Another period of reflection. Then: "City folks or Orham folks?"

inquired Mr. Winslow.

"City folks."

Some of the worried look disappeared. Jed was plainly relieved and more hopeful.

"Oh, then they won't want it," he declared. "City folks want to hire houses in the spring, not along as late in the summer as this."

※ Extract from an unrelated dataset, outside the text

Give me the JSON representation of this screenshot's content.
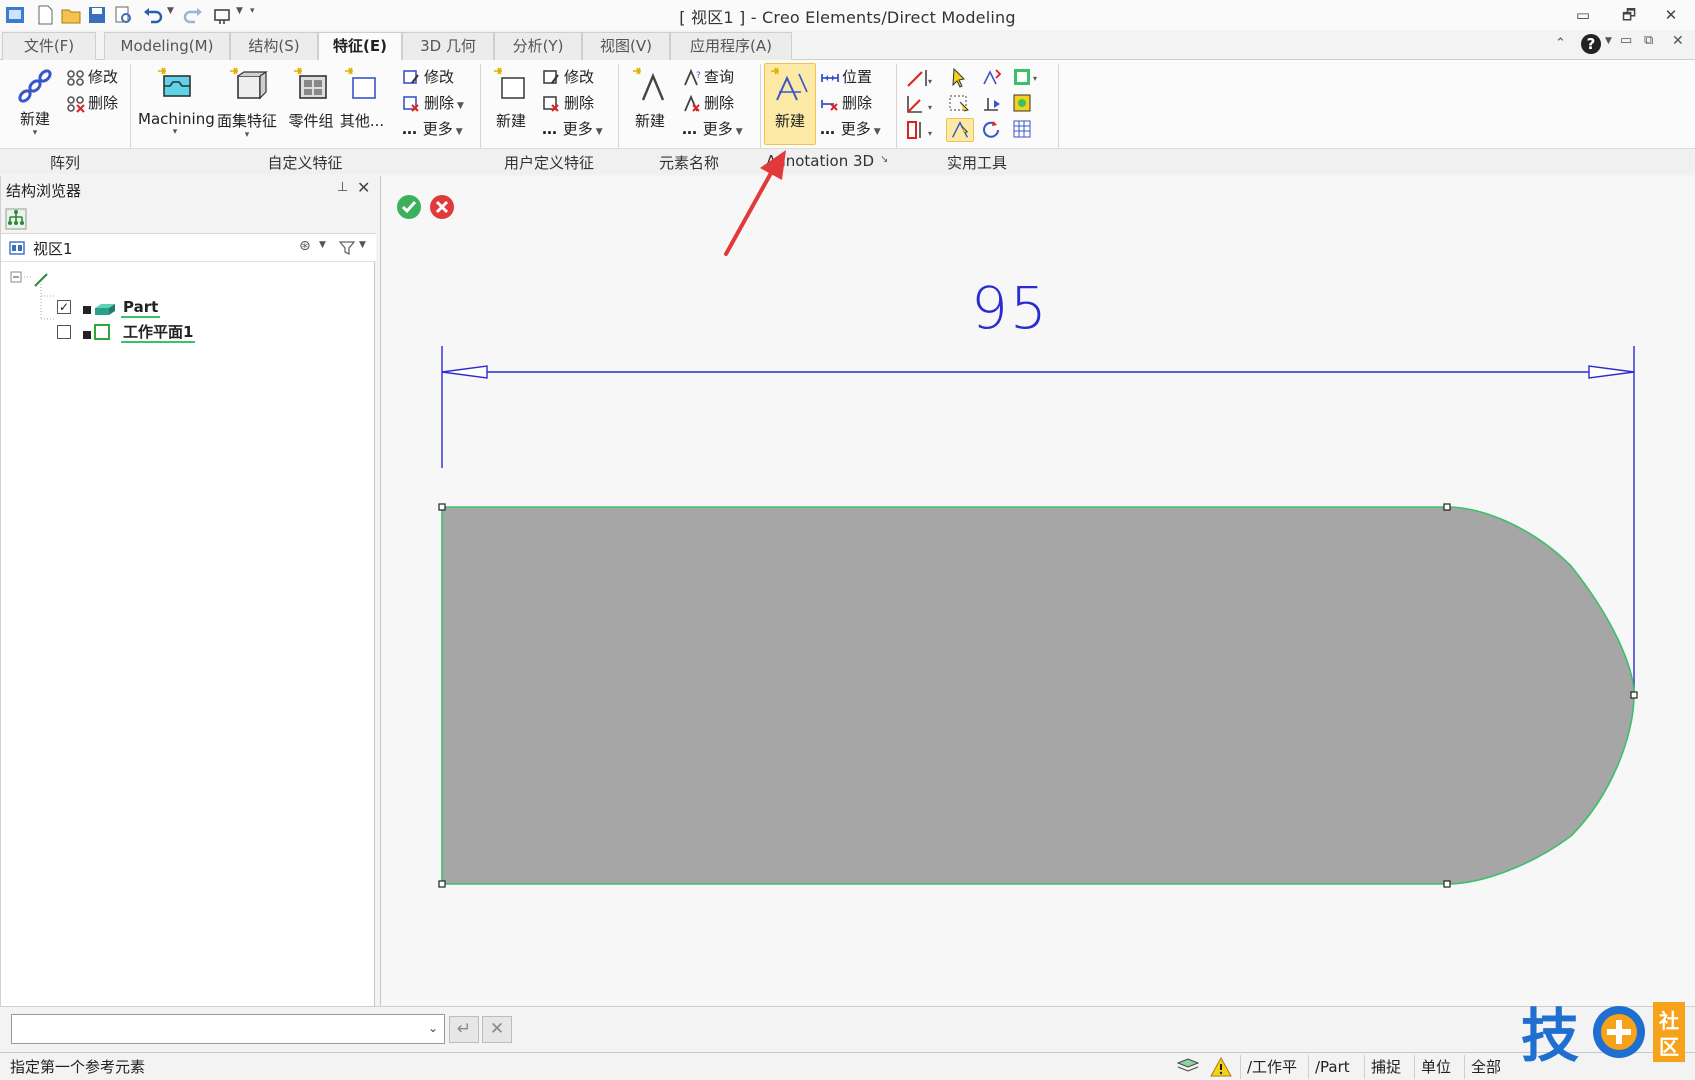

"These people do. They're thinkin' of livin' here in Orham all the year round. It's a first-rate chance for you, Jed. Course, I know you don't really need the money, perhaps, but--well, to be real honest, I want these folks to stay in Orham--they're the kind of folks the town needs--and I want 'em contented. I think they would be contented in your house. You let those Davidsons from Chicago have the place that summer, but you've never let anybody so much as consider it since. What's the real reason? You've told me as much as a dozen, but I'll bet anything you've never told me the real one. 'Twas somethin' the Davidsons did you didn't like--but what?"

Jed's rocking back and forth on the box became almost energetic and his troubled expression more than ever apparent.

"Now--now, Sam," he begged, "I've told you all about that ever and ever so many times. There wasn't anything, really."

"There was, too. What was it?"

Jed suffered in silence for two or three minutes.

"What was the real reason? Out with it," persisted Captain Hunniwell.

"Well--well, 'twas--'twas--" desperately, "'twas the squeakin' and-- and squealin'."

"Squeakin' and squealin'? Gracious king! What are you talkin'

about?"

"Why--the--the mills, you know. The mills and vanes outside on--on the posts and the fence. They squeaked and--and sometimes they squealed awful. And he didn't like it."

"Who didn't?"

"Colonel Davidson. He said they'd got to stop makin' that noise and I said I'd oil 'em every day. And--and I forgot it."

"Yes--well, I ain't surprised to death, exactly. What then?"

"Well--well, you see, they were squealin' worse than usual one mornin' and Colonel Davidson he came in here and--and I remembered I hadn't oiled 'em for three days. And I--I said how horrible the squealin' was and that I'd oil 'em right away and--and--"

"Well, go on! go on!"

"And when I went out to do it there wasn't any wind and the mills wasn't goin' at all. You see, 'twas his oldest daughter takin' her singin' lessons in the house with the window open."

Captain Sam put back his head and shouted. Jed looked sadly at the floor. When the captain could speak he asked:

"And you mean to tell me that was the reason you wouldn't let the house again?"

"Er--why, yes."

"I know better. You didn't have any row with the Davidsons. You couldn't row with anybody, anyhow; and besides the Colonel himself told me they would have taken the house the very next summer but you wouldn't rent it to 'em. And you mean to say that yarn you've just spun was the reason?"

"Why--yes."

"Rubbish! You've told me a dozen reasons afore, but I'm bound to say this is the most foolish yet. All right, keep the real reason to yourself, then. But I tell you what I'm goin' to do to get even with you: I'm goin' to send these folks down to look at your house and I shan't tell you who they are or when they're comin'."

The knee slipped down from Mr. Winslow's grasp and his foot struck the floor with a crash. He made a frantic clutch at his friend's arm.

"Oh, now, Sam," he cried, in horror, "don't do that! Don't talk so! You don't mean it! Come here! . . . Sam!"

But the captain was at the door. "You bet I mean it!" he declared.

"Keep your weather eye peeled, Jed. They'll be comin' 'most any time now. And if you have ANY sense you'll let 'em the house. So long!"

He drove away in his little car. Jed Winslow, left standing in the shop doorway, staring after him, groaned in anxious foreboding.

He groaned a good many times during the next few hours. Each time the bell rang announcing the arrival of a visitor he rose to answer it perfectly sure that here were the would-be tenants whom his friend, in the mistaken kindness of his heart, was sending to him.

Not that he had the slightest idea of renting his old home, but he dreaded the ordeal of refusing. In fact he was not sure that he could refuse, not sure that he could invent a believable excuse for doing so. Another person would not have sought excuses, would have declared simply that the property was not for rent, but Jed Winslow was not that other person; he was himself, and ordinary methods of procedure were not his.